Legislative body of Fresno, California

Fresno City Council is the legislative body of Fresno, California. Their powers and duties are subject to the Ralph M. Brown Act and include the consideration of land use decisions, approving the annual City budget, and other actions taken by ordinance, resolution, etc. at publicly noticed City Council Meetings.

==Elections==

Councilmembers are elected to four year terms and there is a limit of two terms. However, the City Charter permits a termed out Councilmember to stand for election for the same district for additional nonconsecutive terms. The most recent occurrence was when Sal Quintero was elected to represent District 5 for a 3rd term in 2006. Councilmembers are elected in staggered terms. Odd numbered Council seats are up for election in midterm years and even numbered districts are up for election in Presidential election years. For the upcoming midterm election, Council Districts 1, 3, 5, and 7 will be on the ballot.

==Council Leadership==

Article V of the City Charter requires that on the first Tuesday after the first Monday in January, the Council shall elect a President of the Council from among its members to serve for a one-year term. The Council Rules of Procedure further permit the City Council to elect a Vice President to serve as Acting President in the absence of the President. Effective January 2026, the Council President is no longer elected on a strictly rotational basis and the previous year's President is eligible to stand for election for an additional consecutive term. The most recent occurrence was in 2026 when Mike Karbassi was elected Council President for a second consecutive term (before stepping down in March 2026 to focus on other commitments).

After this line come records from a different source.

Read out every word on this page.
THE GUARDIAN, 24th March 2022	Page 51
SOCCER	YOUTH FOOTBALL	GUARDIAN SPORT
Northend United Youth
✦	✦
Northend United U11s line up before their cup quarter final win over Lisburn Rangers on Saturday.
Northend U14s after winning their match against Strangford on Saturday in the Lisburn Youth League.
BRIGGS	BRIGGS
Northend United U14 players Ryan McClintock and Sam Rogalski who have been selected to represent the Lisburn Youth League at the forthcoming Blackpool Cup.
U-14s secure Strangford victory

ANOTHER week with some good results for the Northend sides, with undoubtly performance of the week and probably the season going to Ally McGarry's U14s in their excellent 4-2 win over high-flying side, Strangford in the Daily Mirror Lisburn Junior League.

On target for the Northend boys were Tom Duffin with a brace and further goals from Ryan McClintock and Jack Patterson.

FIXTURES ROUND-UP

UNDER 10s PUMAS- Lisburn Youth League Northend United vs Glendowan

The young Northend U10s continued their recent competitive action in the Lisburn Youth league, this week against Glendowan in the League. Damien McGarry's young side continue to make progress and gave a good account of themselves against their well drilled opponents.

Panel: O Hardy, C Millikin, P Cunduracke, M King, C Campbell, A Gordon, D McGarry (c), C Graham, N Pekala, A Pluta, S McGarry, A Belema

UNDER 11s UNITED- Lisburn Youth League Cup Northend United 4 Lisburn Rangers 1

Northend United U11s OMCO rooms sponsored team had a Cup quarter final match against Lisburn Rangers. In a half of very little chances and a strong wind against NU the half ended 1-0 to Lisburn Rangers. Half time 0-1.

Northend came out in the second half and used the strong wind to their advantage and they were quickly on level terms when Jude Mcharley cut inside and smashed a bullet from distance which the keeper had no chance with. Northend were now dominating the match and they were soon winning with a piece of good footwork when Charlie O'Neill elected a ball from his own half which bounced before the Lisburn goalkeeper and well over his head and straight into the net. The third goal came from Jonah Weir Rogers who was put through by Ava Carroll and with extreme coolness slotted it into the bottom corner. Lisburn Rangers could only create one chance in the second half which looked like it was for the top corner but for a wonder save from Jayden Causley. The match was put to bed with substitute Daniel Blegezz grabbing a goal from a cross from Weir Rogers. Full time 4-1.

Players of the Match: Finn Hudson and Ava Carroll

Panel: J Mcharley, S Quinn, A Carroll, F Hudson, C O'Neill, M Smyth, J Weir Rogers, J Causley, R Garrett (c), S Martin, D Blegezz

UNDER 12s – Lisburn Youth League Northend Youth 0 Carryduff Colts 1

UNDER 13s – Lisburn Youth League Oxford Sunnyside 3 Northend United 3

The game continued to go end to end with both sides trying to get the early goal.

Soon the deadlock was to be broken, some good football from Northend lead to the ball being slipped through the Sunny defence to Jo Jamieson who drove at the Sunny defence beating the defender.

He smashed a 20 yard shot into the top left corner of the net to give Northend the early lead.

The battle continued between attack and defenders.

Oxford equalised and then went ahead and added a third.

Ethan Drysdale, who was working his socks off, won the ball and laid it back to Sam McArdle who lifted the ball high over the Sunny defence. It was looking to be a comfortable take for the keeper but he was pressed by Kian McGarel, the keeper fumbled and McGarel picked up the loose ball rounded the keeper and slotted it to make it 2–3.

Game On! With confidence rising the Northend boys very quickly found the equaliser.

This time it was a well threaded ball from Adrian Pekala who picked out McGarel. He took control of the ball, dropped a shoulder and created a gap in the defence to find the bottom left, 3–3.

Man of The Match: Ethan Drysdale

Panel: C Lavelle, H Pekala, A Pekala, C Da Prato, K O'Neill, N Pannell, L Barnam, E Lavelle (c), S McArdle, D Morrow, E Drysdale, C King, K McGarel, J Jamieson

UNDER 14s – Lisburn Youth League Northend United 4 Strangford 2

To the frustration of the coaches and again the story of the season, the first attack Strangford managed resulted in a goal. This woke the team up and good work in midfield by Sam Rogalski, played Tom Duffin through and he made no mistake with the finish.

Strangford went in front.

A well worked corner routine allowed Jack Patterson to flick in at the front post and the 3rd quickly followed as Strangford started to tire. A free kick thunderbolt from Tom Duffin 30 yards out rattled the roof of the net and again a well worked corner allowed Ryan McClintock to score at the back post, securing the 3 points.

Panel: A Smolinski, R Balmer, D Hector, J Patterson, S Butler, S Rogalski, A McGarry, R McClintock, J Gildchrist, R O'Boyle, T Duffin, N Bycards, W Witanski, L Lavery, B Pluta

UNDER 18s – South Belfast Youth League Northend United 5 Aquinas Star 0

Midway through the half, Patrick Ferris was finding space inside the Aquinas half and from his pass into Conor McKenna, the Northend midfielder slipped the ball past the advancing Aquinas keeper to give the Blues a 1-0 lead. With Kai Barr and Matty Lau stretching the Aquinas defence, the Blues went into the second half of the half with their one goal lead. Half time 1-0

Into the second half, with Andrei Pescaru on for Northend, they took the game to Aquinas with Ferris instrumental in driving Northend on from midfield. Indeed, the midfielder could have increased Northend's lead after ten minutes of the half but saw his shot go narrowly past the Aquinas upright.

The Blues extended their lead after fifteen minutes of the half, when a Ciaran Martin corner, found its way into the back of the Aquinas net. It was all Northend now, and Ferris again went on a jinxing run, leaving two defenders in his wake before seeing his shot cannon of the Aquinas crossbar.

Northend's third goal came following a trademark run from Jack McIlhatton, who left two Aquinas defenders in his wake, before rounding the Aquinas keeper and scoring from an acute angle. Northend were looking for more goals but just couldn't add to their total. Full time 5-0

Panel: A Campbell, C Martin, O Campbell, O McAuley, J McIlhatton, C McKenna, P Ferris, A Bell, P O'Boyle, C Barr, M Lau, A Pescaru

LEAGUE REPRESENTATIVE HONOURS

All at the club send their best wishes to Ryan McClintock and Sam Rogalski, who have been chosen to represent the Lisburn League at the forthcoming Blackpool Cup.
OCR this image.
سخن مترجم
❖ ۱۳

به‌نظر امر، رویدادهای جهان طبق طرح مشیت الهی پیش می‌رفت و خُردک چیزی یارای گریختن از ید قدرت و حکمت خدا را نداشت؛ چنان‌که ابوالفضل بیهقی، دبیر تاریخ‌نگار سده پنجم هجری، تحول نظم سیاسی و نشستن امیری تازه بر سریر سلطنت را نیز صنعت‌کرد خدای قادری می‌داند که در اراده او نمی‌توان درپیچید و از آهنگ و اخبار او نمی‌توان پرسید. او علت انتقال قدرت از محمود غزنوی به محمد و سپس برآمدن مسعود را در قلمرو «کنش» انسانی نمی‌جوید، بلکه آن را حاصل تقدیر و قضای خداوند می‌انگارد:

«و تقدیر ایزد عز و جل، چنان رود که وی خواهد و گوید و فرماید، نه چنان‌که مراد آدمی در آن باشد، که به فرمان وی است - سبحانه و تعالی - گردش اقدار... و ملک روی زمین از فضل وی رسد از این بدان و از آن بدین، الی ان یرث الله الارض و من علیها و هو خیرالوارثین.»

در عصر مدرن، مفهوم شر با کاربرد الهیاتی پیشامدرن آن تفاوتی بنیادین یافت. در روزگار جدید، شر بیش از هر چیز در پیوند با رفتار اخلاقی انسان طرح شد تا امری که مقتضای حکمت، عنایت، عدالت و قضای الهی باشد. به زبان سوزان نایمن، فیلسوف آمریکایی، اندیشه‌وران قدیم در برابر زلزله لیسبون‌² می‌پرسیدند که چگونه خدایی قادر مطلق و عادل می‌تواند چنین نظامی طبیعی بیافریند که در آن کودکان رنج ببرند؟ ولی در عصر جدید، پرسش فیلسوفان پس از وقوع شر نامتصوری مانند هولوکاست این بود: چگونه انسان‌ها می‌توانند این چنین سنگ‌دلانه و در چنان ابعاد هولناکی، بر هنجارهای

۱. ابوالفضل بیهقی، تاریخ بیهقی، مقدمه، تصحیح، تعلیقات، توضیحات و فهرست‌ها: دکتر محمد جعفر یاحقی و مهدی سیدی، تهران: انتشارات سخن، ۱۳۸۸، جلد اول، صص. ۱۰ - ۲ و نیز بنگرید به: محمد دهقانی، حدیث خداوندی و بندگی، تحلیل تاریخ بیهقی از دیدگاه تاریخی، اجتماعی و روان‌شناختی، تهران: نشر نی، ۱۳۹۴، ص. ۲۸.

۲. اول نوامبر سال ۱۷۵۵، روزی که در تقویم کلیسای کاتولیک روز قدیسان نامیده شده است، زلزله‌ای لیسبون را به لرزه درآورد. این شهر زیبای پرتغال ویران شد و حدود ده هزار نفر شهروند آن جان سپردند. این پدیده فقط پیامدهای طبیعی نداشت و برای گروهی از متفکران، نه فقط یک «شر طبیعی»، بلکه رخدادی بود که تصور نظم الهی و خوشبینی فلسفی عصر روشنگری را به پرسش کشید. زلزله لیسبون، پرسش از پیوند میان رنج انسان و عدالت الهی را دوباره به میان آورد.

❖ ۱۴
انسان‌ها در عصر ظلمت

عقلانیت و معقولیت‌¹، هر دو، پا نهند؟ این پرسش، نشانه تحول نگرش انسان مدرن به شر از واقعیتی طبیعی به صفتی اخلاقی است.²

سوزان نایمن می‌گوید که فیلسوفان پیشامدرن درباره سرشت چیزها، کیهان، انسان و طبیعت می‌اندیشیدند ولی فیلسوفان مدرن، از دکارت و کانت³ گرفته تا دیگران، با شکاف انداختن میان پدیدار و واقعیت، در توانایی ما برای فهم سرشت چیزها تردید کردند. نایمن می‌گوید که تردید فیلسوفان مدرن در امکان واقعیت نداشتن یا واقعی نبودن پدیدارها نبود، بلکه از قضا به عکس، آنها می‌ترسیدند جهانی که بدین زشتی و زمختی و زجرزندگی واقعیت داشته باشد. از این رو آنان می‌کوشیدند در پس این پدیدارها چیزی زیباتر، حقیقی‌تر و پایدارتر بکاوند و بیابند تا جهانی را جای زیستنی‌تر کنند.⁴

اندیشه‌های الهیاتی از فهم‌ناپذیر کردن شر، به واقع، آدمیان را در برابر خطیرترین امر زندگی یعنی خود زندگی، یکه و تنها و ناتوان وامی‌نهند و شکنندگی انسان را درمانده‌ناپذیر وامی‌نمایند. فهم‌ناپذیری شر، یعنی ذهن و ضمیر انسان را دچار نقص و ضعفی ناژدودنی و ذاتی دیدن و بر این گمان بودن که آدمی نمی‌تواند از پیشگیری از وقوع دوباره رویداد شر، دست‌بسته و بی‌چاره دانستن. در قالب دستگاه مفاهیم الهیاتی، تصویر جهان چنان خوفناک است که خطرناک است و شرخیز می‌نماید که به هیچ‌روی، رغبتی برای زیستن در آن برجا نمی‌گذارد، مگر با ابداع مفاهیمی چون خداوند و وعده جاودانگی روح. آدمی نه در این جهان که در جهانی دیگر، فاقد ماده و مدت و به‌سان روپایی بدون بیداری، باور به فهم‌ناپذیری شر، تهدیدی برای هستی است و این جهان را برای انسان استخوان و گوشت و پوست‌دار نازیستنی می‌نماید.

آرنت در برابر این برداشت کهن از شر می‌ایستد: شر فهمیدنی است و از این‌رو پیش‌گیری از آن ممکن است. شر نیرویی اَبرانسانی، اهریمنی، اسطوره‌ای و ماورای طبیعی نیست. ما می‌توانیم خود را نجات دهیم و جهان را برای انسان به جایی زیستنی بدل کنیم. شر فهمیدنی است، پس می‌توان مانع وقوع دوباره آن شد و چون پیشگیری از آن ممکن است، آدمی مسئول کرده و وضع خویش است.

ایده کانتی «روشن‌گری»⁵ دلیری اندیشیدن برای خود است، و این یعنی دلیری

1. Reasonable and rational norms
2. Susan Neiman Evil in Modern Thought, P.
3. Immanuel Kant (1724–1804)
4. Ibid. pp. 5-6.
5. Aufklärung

The President serves as the Presiding Officer at Council meetings. Additionally, should the Office of the Mayor become vacant, it shall be filled by the President of the Council as provided on Article III of the Charter. The current Council President is Nelson Esparza (District 7). The current Council Vice President is Tyler Maxwell (District 4).

==Members==
City council is made up of seven members, elected by district:
- District 1 (west-central) – Annalisa Perea
- District 2 (northwest) – Mike Karbassi
- District 3 (southwest and downtown) – Miguel Angel Arias
- District 4 (east-central) – Tyler Maxwell (Council Vice President)
- District 5 (southeast) – Brandon Vang
- District 6 (northeast) – Nick Richardson
- District 7 (central) – Nelson Esparza (Council President)
The council meets in Fresno City Hall.